SURIGAO del Norte Rep. Robert Ace Barbers yesterday called on the Philippine Amusement and Gaming Corporation (Pagcor) to cancel the licenses and shut down the operations of established and planned offshore online gaming hubs in Clark, Pampanga and Kawit, Cavite.
These Philippine Offshore Gaming Operators (POGO) hubs, Barbers said, which reportedly would be used exclusively by Chinese workers, would likely become havens for undesirable aliens and drug trafficking and other crimes like money laundering and illicit operations.
“We’ve already seen and heard in the news the intended purpose of these POGOs and their workers, engaging in kidnap for ransom, murder, online fraud, tax fraud, illegal gambling, human traffic, prostitution, and money laundering, among others,” Barbers, the chairman of the House Committee on Dangerous Drugs, said.
“’Di pa ba sapat sa PAGCOR ang mga ebidensya na ito para kanselahin ang lisensya at isara ang mga POGO hubs na ito. Dahil ba sa pera kaya bulag, pipi at bingi sila sa mga nagaganap sa mga POGOs at mga workers nito?” he added.

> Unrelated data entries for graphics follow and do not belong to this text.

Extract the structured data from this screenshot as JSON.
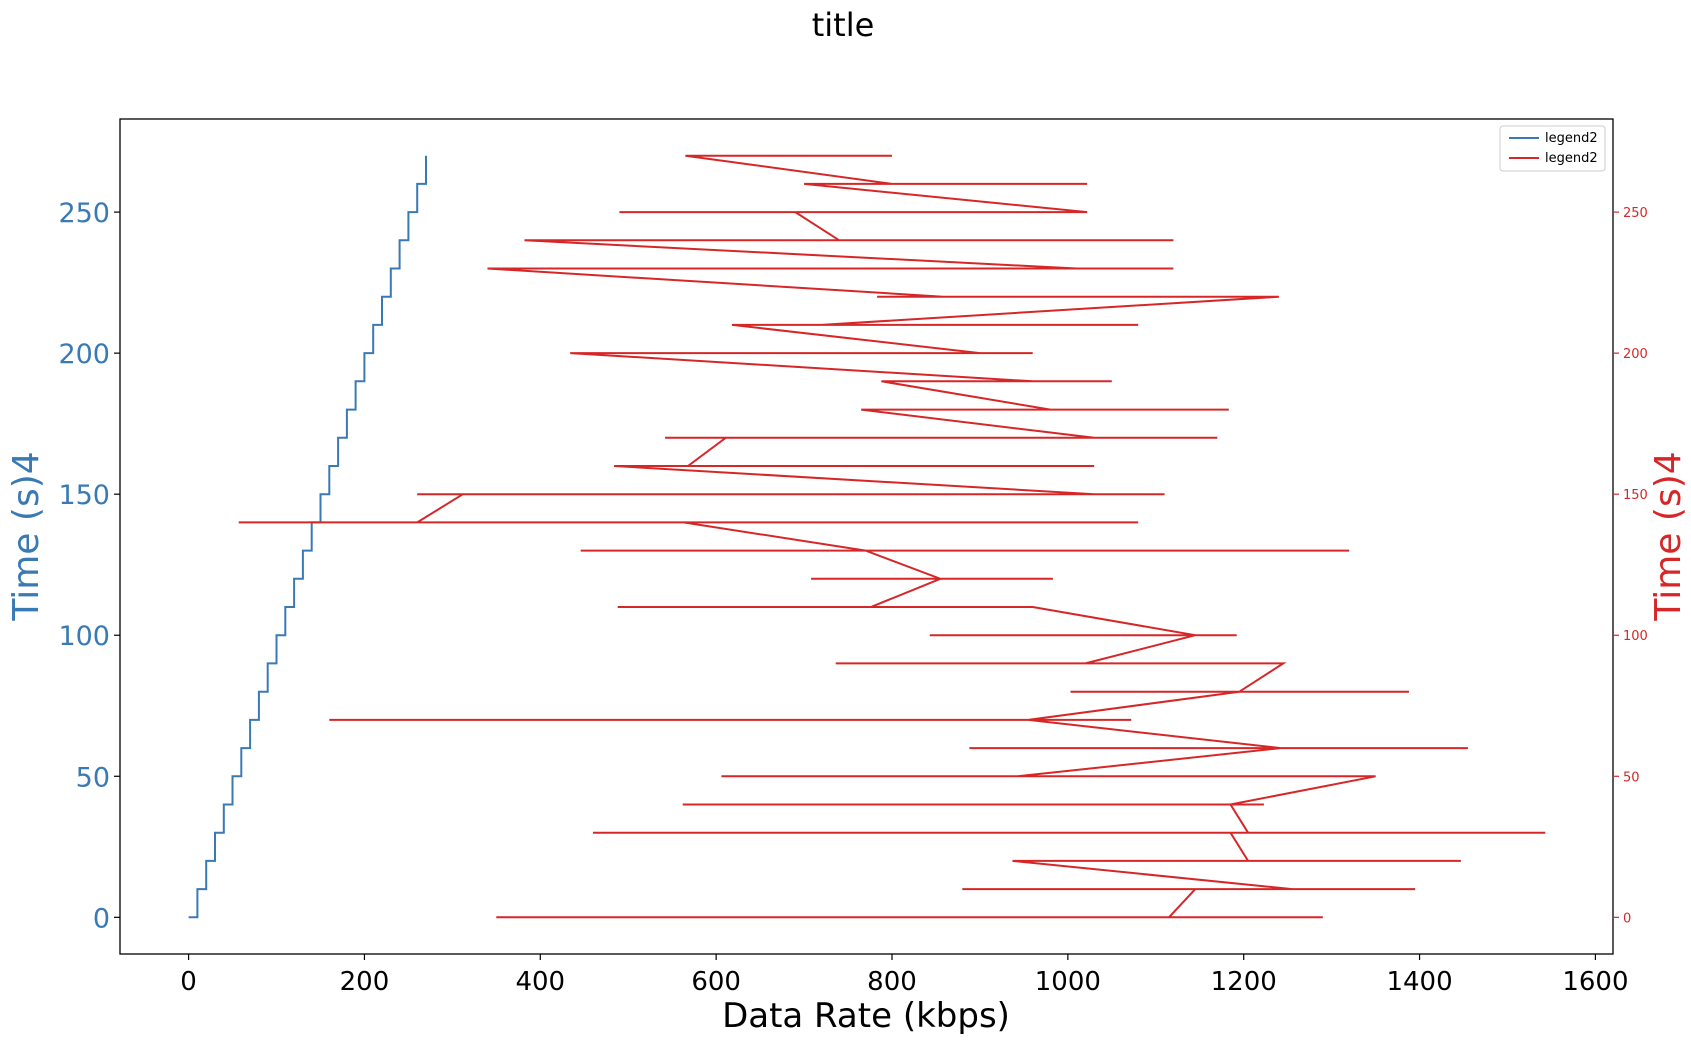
{
  "chart_data": {
    "type": "line",
    "title": "title",
    "xlabel": "Data Rate (kbps)",
    "ylabel_left": "Time (s)4",
    "ylabel_right": "Time (s)4",
    "xlim": [
      -78,
      1620
    ],
    "ylim": [
      -13,
      283
    ],
    "xticks": [
      "0",
      "200",
      "400",
      "600",
      "800",
      "1000",
      "1200",
      "1400",
      "1600"
    ],
    "xtick_values": [
      0,
      200,
      400,
      600,
      800,
      1000,
      1200,
      1400,
      1600
    ],
    "yticks_left": [
      "0",
      "50",
      "100",
      "150",
      "200",
      "250"
    ],
    "yticks_right": [
      "0",
      "50",
      "100",
      "150",
      "200",
      "250"
    ],
    "ytick_values": [
      0,
      50,
      100,
      150,
      200,
      250
    ],
    "grid": false,
    "legend_placement": "top-right",
    "colors": {
      "series1": "#3a7ab4",
      "series2": "#d62728"
    },
    "series": [
      {
        "name": "legend2",
        "axis": "left",
        "color": "#3a7ab4",
        "x": [
          0,
          10,
          10,
          20,
          20,
          30,
          30,
          40,
          40,
          50,
          50,
          60,
          60,
          70,
          70,
          80,
          80,
          90,
          90,
          100,
          100,
          110,
          110,
          120,
          120,
          130,
          130,
          140,
          140,
          150,
          150,
          160,
          160,
          170,
          170,
          180,
          180,
          190,
          190,
          200,
          200,
          210,
          210,
          220,
          220,
          230,
          230,
          240,
          240,
          250,
          250,
          260,
          260,
          270,
          270
        ],
        "y": [
          0,
          0,
          10,
          10,
          20,
          20,
          30,
          30,
          40,
          40,
          50,
          50,
          60,
          60,
          70,
          70,
          80,
          80,
          90,
          90,
          100,
          100,
          110,
          110,
          120,
          120,
          130,
          130,
          140,
          140,
          150,
          150,
          160,
          160,
          170,
          170,
          180,
          180,
          190,
          190,
          200,
          200,
          210,
          210,
          220,
          220,
          230,
          230,
          240,
          240,
          250,
          250,
          260,
          260,
          270
        ]
      },
      {
        "name": "legend2",
        "axis": "right",
        "color": "#d62728",
        "x": [
          1115,
          350,
          1290,
          1115,
          1145,
          880,
          1395,
          1255,
          937,
          1447,
          1255,
          1205,
          1185,
          460,
          1543,
          1205,
          1185,
          562,
          1223,
          1185,
          1350,
          606,
          1350,
          943,
          1242,
          888,
          1455,
          1242,
          955,
          160,
          1072,
          955,
          1195,
          1003,
          1388,
          1195,
          1245,
          736,
          1245,
          1020,
          1145,
          843,
          1192,
          1145,
          960,
          488,
          960,
          776,
          855,
          708,
          983,
          855,
          770,
          446,
          1320,
          770,
          563,
          57,
          1080,
          563,
          260,
          312,
          1110,
          260,
          1030,
          484,
          986,
          1030,
          897,
          568,
          611,
          542,
          611,
          1170,
          1030,
          765,
          1183,
          1030,
          980,
          788,
          1050,
          980,
          960,
          434,
          958,
          960,
          900,
          618,
          1080,
          900,
          720,
          783,
          720,
          1240,
          1240,
          783,
          858,
          340,
          1120,
          858,
          1010,
          382,
          1120,
          1010,
          740,
          690,
          1022,
          740,
          750,
          490,
          750,
          1022,
          1022,
          700,
          848,
          1022,
          800,
          565,
          663,
          800
        ],
        "y": [
          0,
          0,
          0,
          0,
          10,
          10,
          10,
          10,
          20,
          20,
          20,
          20,
          30,
          30,
          30,
          30,
          40,
          40,
          40,
          40,
          50,
          50,
          50,
          50,
          60,
          60,
          60,
          60,
          70,
          70,
          70,
          70,
          80,
          80,
          80,
          80,
          90,
          90,
          90,
          90,
          100,
          100,
          100,
          100,
          110,
          110,
          110,
          110,
          120,
          120,
          120,
          120,
          130,
          130,
          130,
          130,
          140,
          140,
          140,
          140,
          140,
          150,
          150,
          150,
          150,
          160,
          160,
          160,
          160,
          160,
          170,
          170,
          170,
          170,
          170,
          180,
          180,
          180,
          180,
          190,
          190,
          190,
          190,
          200,
          200,
          200,
          200,
          210,
          210,
          210,
          210,
          210,
          210,
          220,
          220,
          220,
          220,
          230,
          230,
          230,
          230,
          240,
          240,
          240,
          240,
          250,
          250,
          250,
          250,
          250,
          250,
          250,
          250,
          260,
          260,
          260,
          260,
          270,
          270,
          270
        ]
      }
    ],
    "legend": [
      "legend2",
      "legend2"
    ]
  }
}
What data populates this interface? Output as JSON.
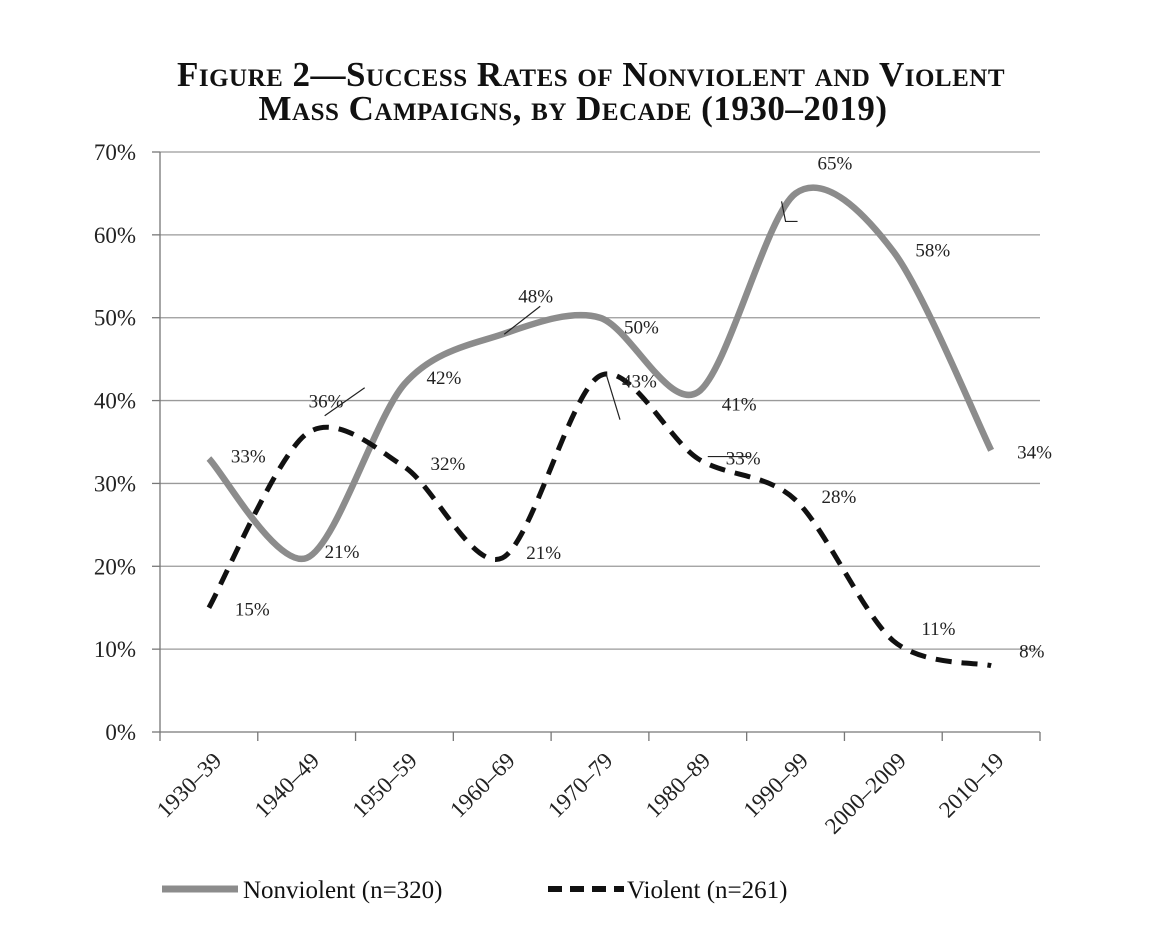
{
  "title_lines": [
    "Figure 2—Success Rates of Nonviolent and Violent",
    "Mass Campaigns, by Decade (1930–2019)"
  ],
  "chart_data": {
    "type": "line",
    "title": "Figure 2—Success Rates of Nonviolent and Violent Mass Campaigns, by Decade (1930–2019)",
    "xlabel": "",
    "ylabel": "",
    "ylim": [
      0,
      70
    ],
    "yticks": [
      0,
      10,
      20,
      30,
      40,
      50,
      60,
      70
    ],
    "ytick_labels": [
      "0%",
      "10%",
      "20%",
      "30%",
      "40%",
      "50%",
      "60%",
      "70%"
    ],
    "categories": [
      "1930–39",
      "1940–49",
      "1950–59",
      "1960–69",
      "1970–79",
      "1980–89",
      "1990–99",
      "2000–2009",
      "2010–19"
    ],
    "grid": true,
    "legend": "bottom",
    "series": [
      {
        "name": "Nonviolent (n=320)",
        "color": "#8c8c8c",
        "style": "solid",
        "values": [
          33,
          21,
          42,
          48,
          50,
          41,
          65,
          58,
          34
        ],
        "labels": [
          "33%",
          "21%",
          "42%",
          "48%",
          "50%",
          "41%",
          "65%",
          "58%",
          "34%"
        ]
      },
      {
        "name": "Violent (n=261)",
        "color": "#111111",
        "style": "dashed",
        "values": [
          15,
          36,
          32,
          21,
          43,
          33,
          28,
          11,
          8
        ],
        "labels": [
          "15%",
          "36%",
          "32%",
          "21%",
          "43%",
          "33%",
          "28%",
          "11%",
          "8%"
        ]
      }
    ]
  }
}
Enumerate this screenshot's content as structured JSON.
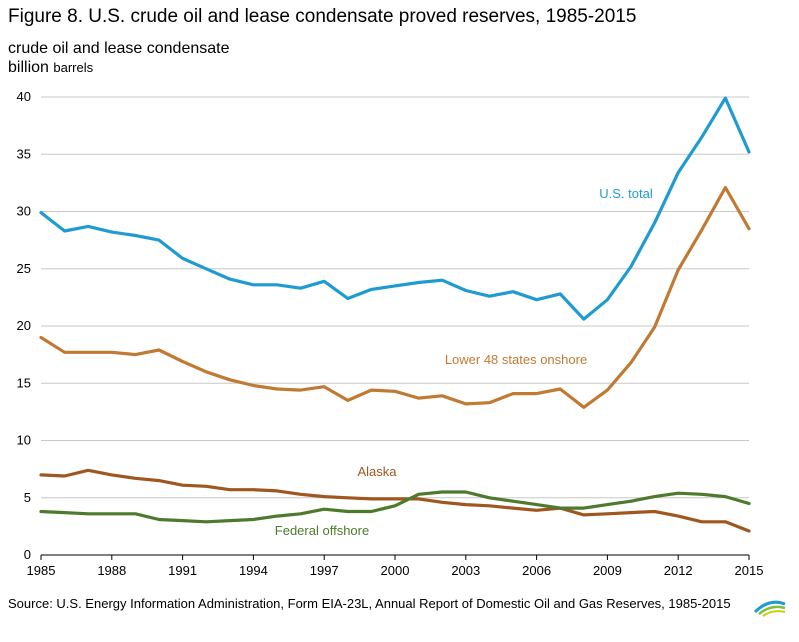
{
  "title": "Figure 8. U.S. crude oil and lease condensate proved reserves, 1985-2015",
  "ylabel_line1": "crude oil and lease condensate",
  "ylabel_line2_big": "billion",
  "ylabel_line2_small": "barrels",
  "source": "Source: U.S. Energy Information Administration, Form EIA-23L, Annual Report of Domestic Oil and Gas Reserves, 1985-2015",
  "logo_text": "eia",
  "chart_data": {
    "type": "line",
    "x": [
      1985,
      1986,
      1987,
      1988,
      1989,
      1990,
      1991,
      1992,
      1993,
      1994,
      1995,
      1996,
      1997,
      1998,
      1999,
      2000,
      2001,
      2002,
      2003,
      2004,
      2005,
      2006,
      2007,
      2008,
      2009,
      2010,
      2011,
      2012,
      2013,
      2014,
      2015
    ],
    "xticks": [
      "1985",
      "1988",
      "1991",
      "1994",
      "1997",
      "2000",
      "2003",
      "2006",
      "2009",
      "2012",
      "2015"
    ],
    "yticks": [
      "0",
      "5",
      "10",
      "15",
      "20",
      "25",
      "30",
      "35",
      "40"
    ],
    "xlim": [
      1985,
      2015
    ],
    "ylim": [
      0,
      40
    ],
    "grid": "horizontal",
    "series": [
      {
        "name": "U.S. total",
        "color": "#1f9bd1",
        "values": [
          29.9,
          28.3,
          28.7,
          28.2,
          27.9,
          27.5,
          25.9,
          25.0,
          24.1,
          23.6,
          23.6,
          23.3,
          23.9,
          22.4,
          23.2,
          23.5,
          23.8,
          24.0,
          23.1,
          22.6,
          23.0,
          22.3,
          22.8,
          20.6,
          22.3,
          25.2,
          29.0,
          33.4,
          36.5,
          39.9,
          35.2
        ]
      },
      {
        "name": "Lower 48 states onshore",
        "color": "#c07a33",
        "values": [
          19.0,
          17.7,
          17.7,
          17.7,
          17.5,
          17.9,
          16.9,
          16.0,
          15.3,
          14.8,
          14.5,
          14.4,
          14.7,
          13.5,
          14.4,
          14.3,
          13.7,
          13.9,
          13.2,
          13.3,
          14.1,
          14.1,
          14.5,
          12.9,
          14.4,
          16.8,
          19.9,
          24.9,
          28.4,
          32.1,
          28.5
        ]
      },
      {
        "name": "Alaska",
        "color": "#a0571f",
        "values": [
          7.0,
          6.9,
          7.4,
          7.0,
          6.7,
          6.5,
          6.1,
          6.0,
          5.7,
          5.7,
          5.6,
          5.3,
          5.1,
          5.0,
          4.9,
          4.9,
          4.9,
          4.6,
          4.4,
          4.3,
          4.1,
          3.9,
          4.1,
          3.5,
          3.6,
          3.7,
          3.8,
          3.4,
          2.9,
          2.9,
          2.1
        ]
      },
      {
        "name": "Federal offshore",
        "color": "#4e7a2d",
        "values": [
          3.8,
          3.7,
          3.6,
          3.6,
          3.6,
          3.1,
          3.0,
          2.9,
          3.0,
          3.1,
          3.4,
          3.6,
          4.0,
          3.8,
          3.8,
          4.3,
          5.3,
          5.5,
          5.5,
          5.0,
          4.7,
          4.4,
          4.1,
          4.1,
          4.4,
          4.7,
          5.1,
          5.4,
          5.3,
          5.1,
          4.5
        ]
      }
    ]
  }
}
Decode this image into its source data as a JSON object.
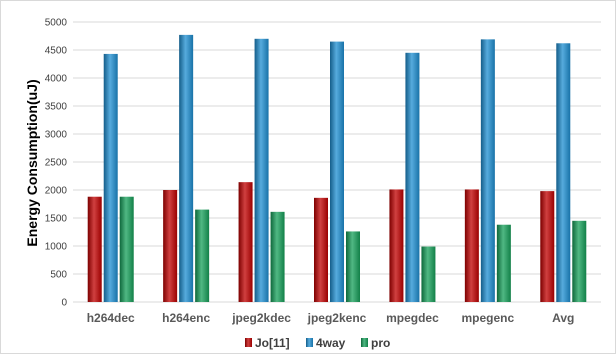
{
  "chart_data": {
    "type": "bar",
    "title": "",
    "xlabel": "",
    "ylabel": "Energy Consumption(uJ)",
    "ylim": [
      0,
      5000
    ],
    "yticks": [
      0,
      500,
      1000,
      1500,
      2000,
      2500,
      3000,
      3500,
      4000,
      4500,
      5000
    ],
    "grid": true,
    "legend_position": "bottom",
    "categories": [
      "h264dec",
      "h264enc",
      "jpeg2kdec",
      "jpeg2kenc",
      "mpegdec",
      "mpegenc",
      "Avg"
    ],
    "series": [
      {
        "name": "Jo[11]",
        "color": "#c00000",
        "values": [
          1880,
          2000,
          2140,
          1860,
          2010,
          2010,
          1980
        ]
      },
      {
        "name": "4way",
        "color": "#1e8fd2",
        "values": [
          4430,
          4770,
          4700,
          4650,
          4450,
          4690,
          4620
        ]
      },
      {
        "name": "pro",
        "color": "#16a05a",
        "values": [
          1880,
          1650,
          1610,
          1260,
          990,
          1380,
          1450
        ]
      }
    ]
  }
}
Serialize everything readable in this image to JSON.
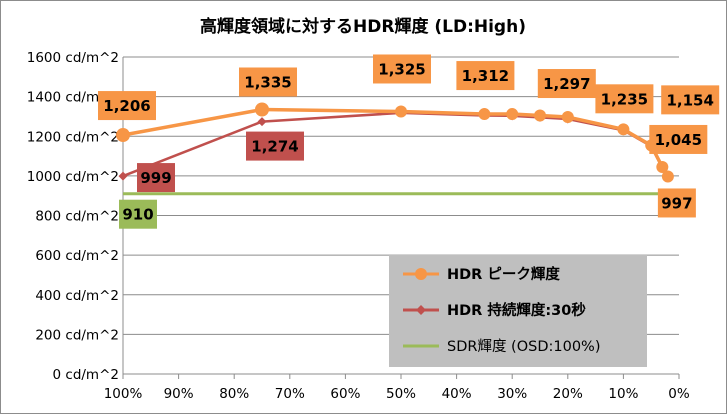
{
  "chart_data": {
    "type": "line",
    "title": "高輝度領域に対するHDR輝度 (LD:High)",
    "y_tick_labels": [
      "0 cd/m^2",
      "200 cd/m^2",
      "400 cd/m^2",
      "600 cd/m^2",
      "800 cd/m^2",
      "1000 cd/m^2",
      "1200 cd/m^2",
      "1400 cd/m^2",
      "1600 cd/m^2"
    ],
    "x_tick_labels": [
      "100%",
      "90%",
      "80%",
      "70%",
      "60%",
      "50%",
      "40%",
      "30%",
      "20%",
      "10%",
      "0%"
    ],
    "xlim": [
      100,
      0
    ],
    "ylim": [
      0,
      1600
    ],
    "x_reversed": true,
    "grid": true,
    "legend_position": "bottom-right",
    "series": [
      {
        "name": "HDR ピーク輝度",
        "color": "#f79646",
        "marker": "circle",
        "x": [
          100,
          75,
          50,
          35,
          30,
          25,
          20,
          10,
          5,
          3,
          2
        ],
        "values": [
          1206,
          1335,
          1325,
          1312,
          1312,
          1305,
          1297,
          1235,
          1154,
          1045,
          997
        ],
        "labels": [
          {
            "text": "1,206",
            "index": 0
          },
          {
            "text": "1,335",
            "index": 1
          },
          {
            "text": "1,325",
            "index": 2
          },
          {
            "text": "1,312",
            "index": 3
          },
          {
            "text": "1,297",
            "index": 6
          },
          {
            "text": "1,235",
            "index": 7
          },
          {
            "text": "1,154",
            "index": 8
          },
          {
            "text": "1,045",
            "index": 9
          },
          {
            "text": "997",
            "index": 10
          }
        ]
      },
      {
        "name": "HDR 持続輝度:30秒",
        "color": "#c0504d",
        "marker": "diamond",
        "x": [
          100,
          75,
          50,
          35,
          30,
          25,
          20,
          10,
          5,
          3,
          2
        ],
        "values": [
          999,
          1274,
          1318,
          1305,
          1303,
          1295,
          1287,
          1230,
          1150,
          1040,
          994
        ],
        "labels": [
          {
            "text": "999",
            "index": 0
          },
          {
            "text": "1,274",
            "index": 1
          }
        ]
      },
      {
        "name": "SDR輝度 (OSD:100%)",
        "color": "#9bbb59",
        "marker": "none",
        "x": [
          100,
          0
        ],
        "values": [
          910,
          910
        ],
        "labels": [
          {
            "text": "910",
            "index": 0
          }
        ]
      }
    ]
  }
}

There had been many issues that were cropping up in the media, such as non-payment of P50 billion in taxes; alleged entry of at least 3,000 China People’s Liberation Army (PLA) troops on ‘immersion mission”; the use of only one BIR Tax Identification Number by 4,000 POGO workers; suspected entry and money laundering of syndicates that brought at least US$160 million; and involvement in various criminal activities.
“With that data in their faces, how could PAGCOR be deaf and blind and still insist they need these POGOs for the possible revenue they could contribute to the government coffers? Are they stupid enough to just let go of these ‘in your face’ transgression to the Filipino people?” he said.
With the granting of license and establishment of more POGO hubs, he said PAGCOR would likely be inviting more trouble for the Filipinos concerning social, labor and national security issues.
Pagcor said under the POGO hub scheme, the operators should “contain” their foreign workers in single location where they can “live, work, and play.”